Então enchia-se a garrafa de novo, começava uma nova rodada, e assim por diante.

Quem começava perdendo normalmente acabava perdendo, porque um dos efeitos da Aguardente Janx é deprimir o poder telepsíquico. Assim que se consumia uma quantidade previamente estabelecida, o perdedor era obrigado a pagar uma prenda, que costumava ser obscenamente biológica.

Ford Prefect normalmente jogava para perder.

Ford olhou para Arthur, que estava começando a pensar que talvez quisesse mesmo ir até o Horse and Groom.

- Mas e a minha casa...? - perguntou, em tom de queixa. Ford olhou para o Sr. Prosser e de repente lhe ocorreu uma

idéia maliciosa.

- Ele quer demolir a sua casa?

- É, ele quer construir...

- E não pode porque você está deitado na frente do trator dele? -É,e...

- Aposto que podemos chegar a um acordo - disse Ford. -Com licença! - gritou ele para o Sr. Prosser.

O Sr. Prosser (que estava discutindo com o porta-voz dos operadores dos tratores se a presença de Arthur Dent constituía ou não um fator de insalubridade mental no local de trabalho e quanto eles deveriam receber neste caso) olhou em volta. Ficou surpreso e ligeiramente alarmado quando viu que Arthur estava acompanhado.

- Sim? Que foi? - perguntou. - O Sr. Dent já voltou ao normal?

- Será que podemos supor, para fins de discussão - perguntou Ford -, que ainda não?

- E daí? - suspirou o Sr. Prosser.

- E podemos também supor - prosseguiu Ford - que ele vai ficar aí o dia inteiro?

- E então?

- Então todos os seus ajudantes vão ficar parados aí sem fazer nada o dia todo?

-Talvez, talvez...

- Bem, se o senhor já se resignou a não fazer nada, o senhor na verdade não precisa que ele fique deitado aqui o tempo todo, não é?

- O quê?

- O senhor, na verdade - repetiu Ford, paciente -, não precisa que ele fique aqui.

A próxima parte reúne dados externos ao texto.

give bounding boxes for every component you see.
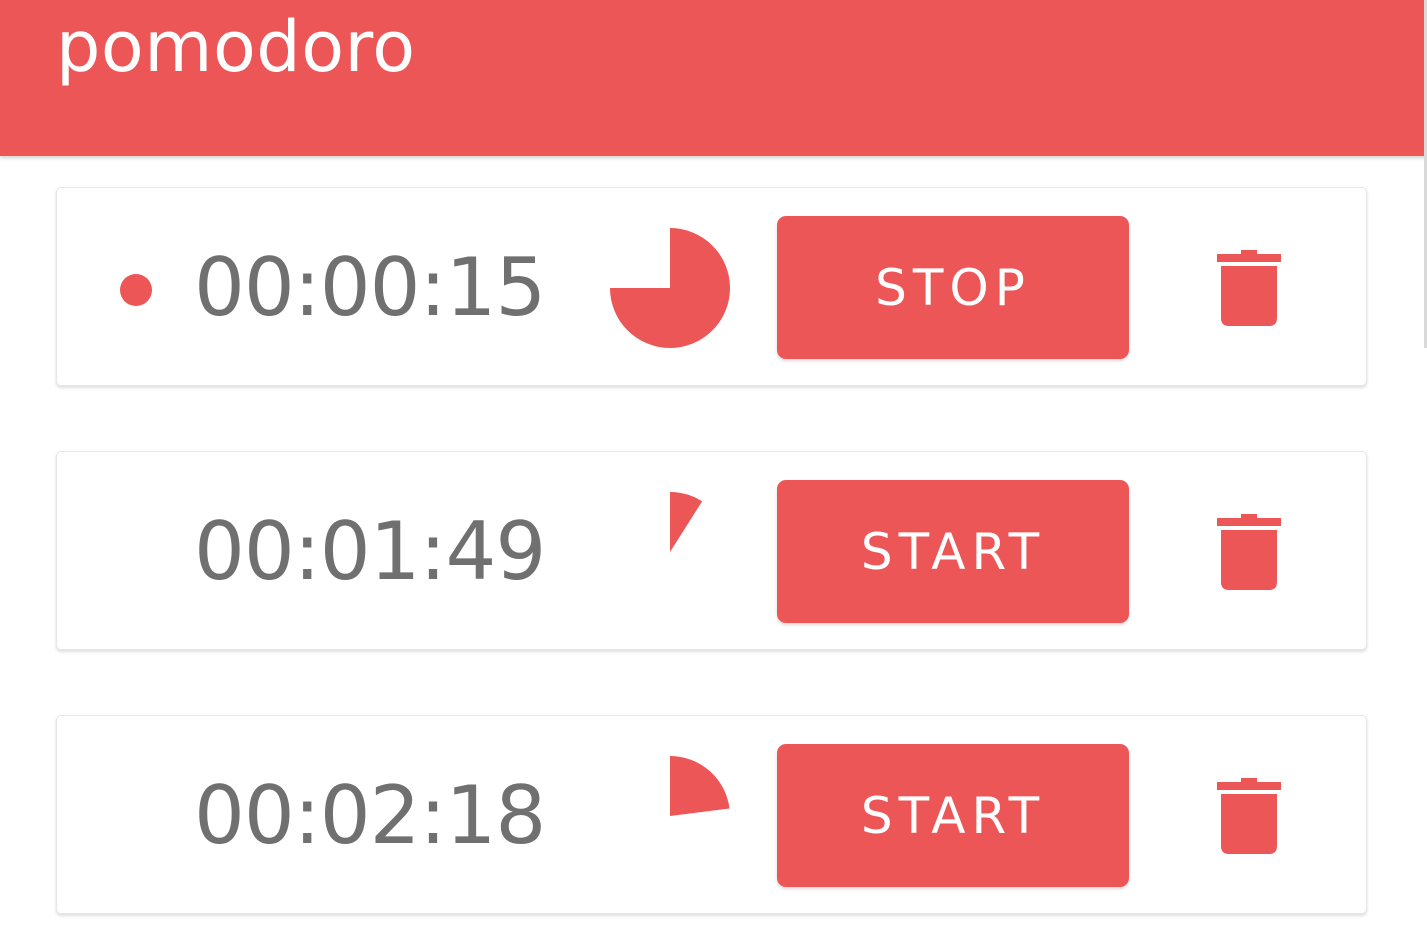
progress-pie-slice (610, 228, 730, 348)
timer-card: 00:01:49 START (56, 451, 1367, 650)
trash-icon[interactable] (1217, 778, 1281, 854)
timer-time: 00:02:18 (194, 769, 546, 862)
timer-card: 00:00:15 STOP (56, 187, 1367, 386)
progress-pie-slice (670, 756, 730, 816)
stop-button[interactable]: STOP (777, 216, 1129, 359)
progress-pie (610, 228, 730, 348)
timer-time: 00:00:15 (194, 241, 546, 334)
start-button[interactable]: START (777, 744, 1129, 887)
app-bar: pomodoro (0, 0, 1427, 156)
progress-pie-slice (670, 492, 703, 552)
running-indicator (120, 274, 152, 306)
trash-icon[interactable] (1217, 514, 1281, 590)
start-button[interactable]: START (777, 480, 1129, 623)
timer-card: 00:02:18 START (56, 715, 1367, 914)
progress-pie (670, 492, 703, 552)
timer-time: 00:01:49 (194, 505, 546, 598)
progress-pie (670, 756, 730, 816)
trash-icon[interactable] (1217, 250, 1281, 326)
app-title: pomodoro (56, 6, 416, 88)
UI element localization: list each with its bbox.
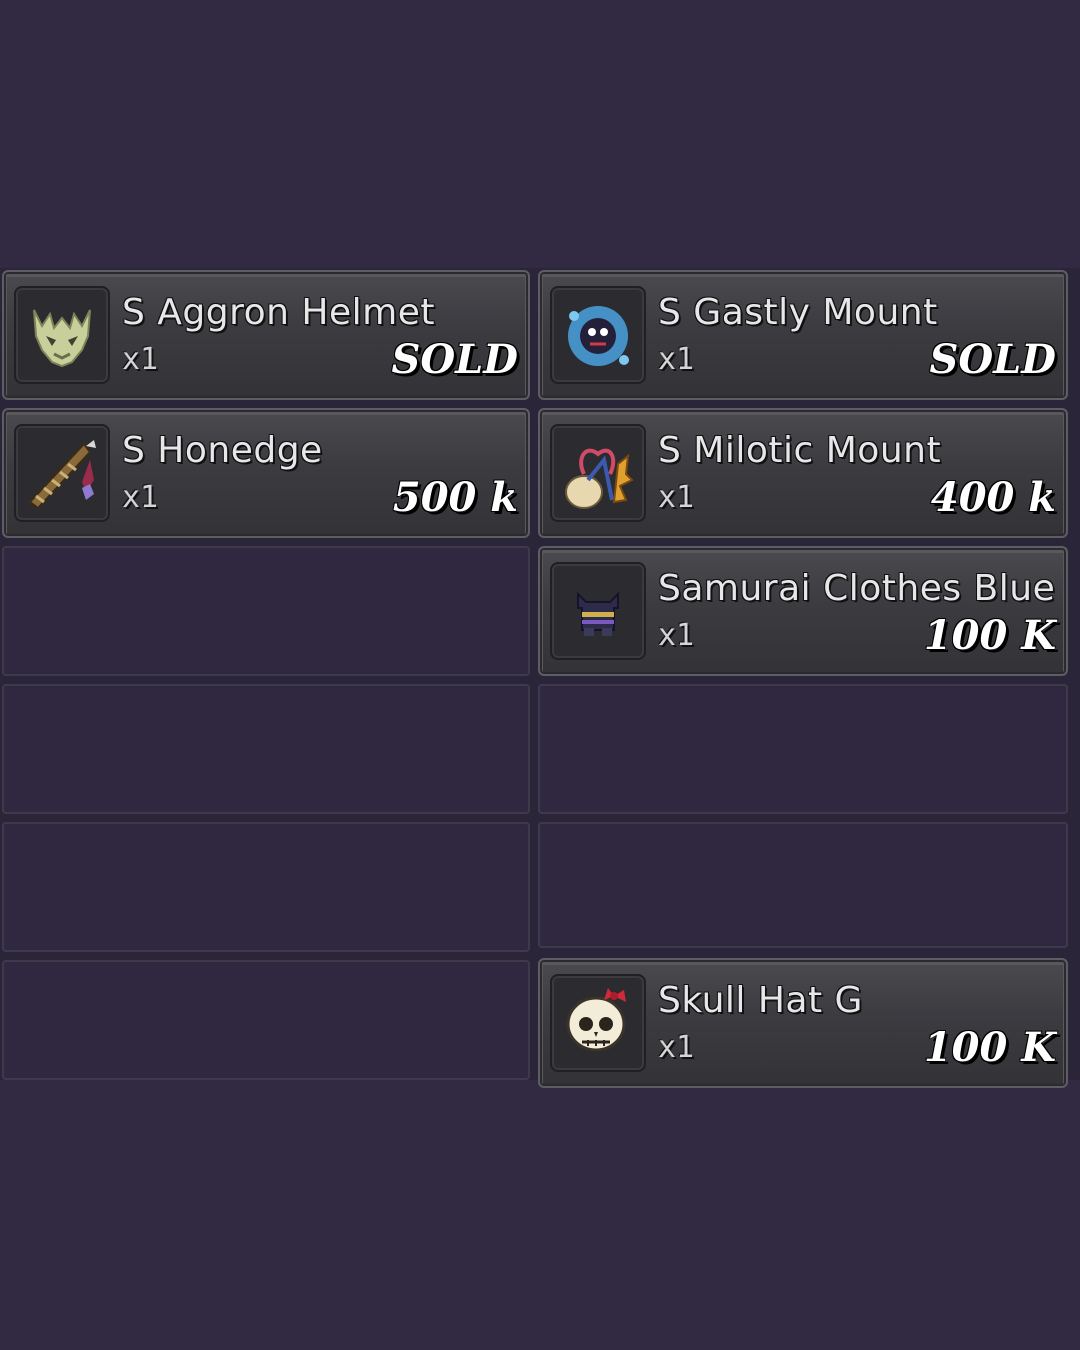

O Sr. Prosser pensou um pouco.

- Bem, é, não exatamente... Precisar, não preciso, não... - disse Prosser, preocupado, por achar que ele, ou Ford, estava dizendo um absurdo.

- Então o senhor podia perfeitamente fazer de conta que ele ainda está

aqui, enquanto eu e ele damos um pulinho no bar, só por meia hora. O que o senhor acha?

O Sr. Prosser achava aquilo perfeitamente insano.

- Acho perfeitamente razoável... - disse, com um tom de voz tranqüilizador, sem saber quem ele estava tentando tranqüilizar.

- E, se depois o senhor quiser dar uma escapulida pra tomar um chope - disse Ford -, a gente retribui o favor.

- Muito obrigado - disse o Sr. Prosser, que não sabia mais como conduzir a situação -, muito obrigado, é muita bondade sua... - Franziu o cenho, depois sorriu, depois tentou fazer as duas coisas ao mesmo tempo, não conseguiu, agarrou seu chapéu de pele e rodou-o no alto da cabeça nervosamente. Só podia achar que havia ganhado a parada.

- Então - prosseguiu Ford Prefect -, se o senhor tiver a bondade de vir até

aqui e se deitar...

- O quê? - exclamou o Sr. Prosser.

- Ah, desculpe - disse Ford -, acho que não soube me exprimir muito bem. Alguém tem que ficar deitado na frente dos tratores, não é? Senão eles vão demolir a casa do Sr. Dent.

- O quê? - repetiu o Sr. Prosser.

- É muito simples - disse Ford. - Meu cliente, o Sr. Dent, declara que está

disposto a não mais ficar deitado aqui na lama com uma única condição: que o senhor o substitua em seu posto.

- Que história é essa? - disse Arthur, mas Ford cutucou-o com o pé para que se calasse.

- O senhor quer - disse Prosser, tentando captar essa nova idéia - que eu me deite aí...

-É.

- Na lama.

- É, como disse, na lama.

Assim que o Sr. Prosser se deu conta de que na verdade era ele o perdedor, foi como se lhe retirassem um fardo dos ombros: essa situação era mais familiar para ele. Suspirou.

- E em troca disso o senhor vai com o Sr. Dent até o bar?

- Isso - disse Ford -, isso mesmo.

O Sr. Prosser deu uns passos nervosos à frente e parou.

- Promete? - disse ele

- Prometo - disse Ford. Virou-se para Arthur: - Vamos, levante-se e deixe o homem se deitar.

Arthur pôs-se de pé, achando que tudo aquilo era um sonho. Ford fez sinal para o Sr. Prosser, que se sentou na lama, triste e desajeitado. Tinha a impressão de que toda a sua vida era uma espécie de sonho, e às vezes se perguntava de quem era aquele sonho, e se o dono do sonho estaria se divertindo. A lama envolveu suas nádegas e penetrou em seus sapatos.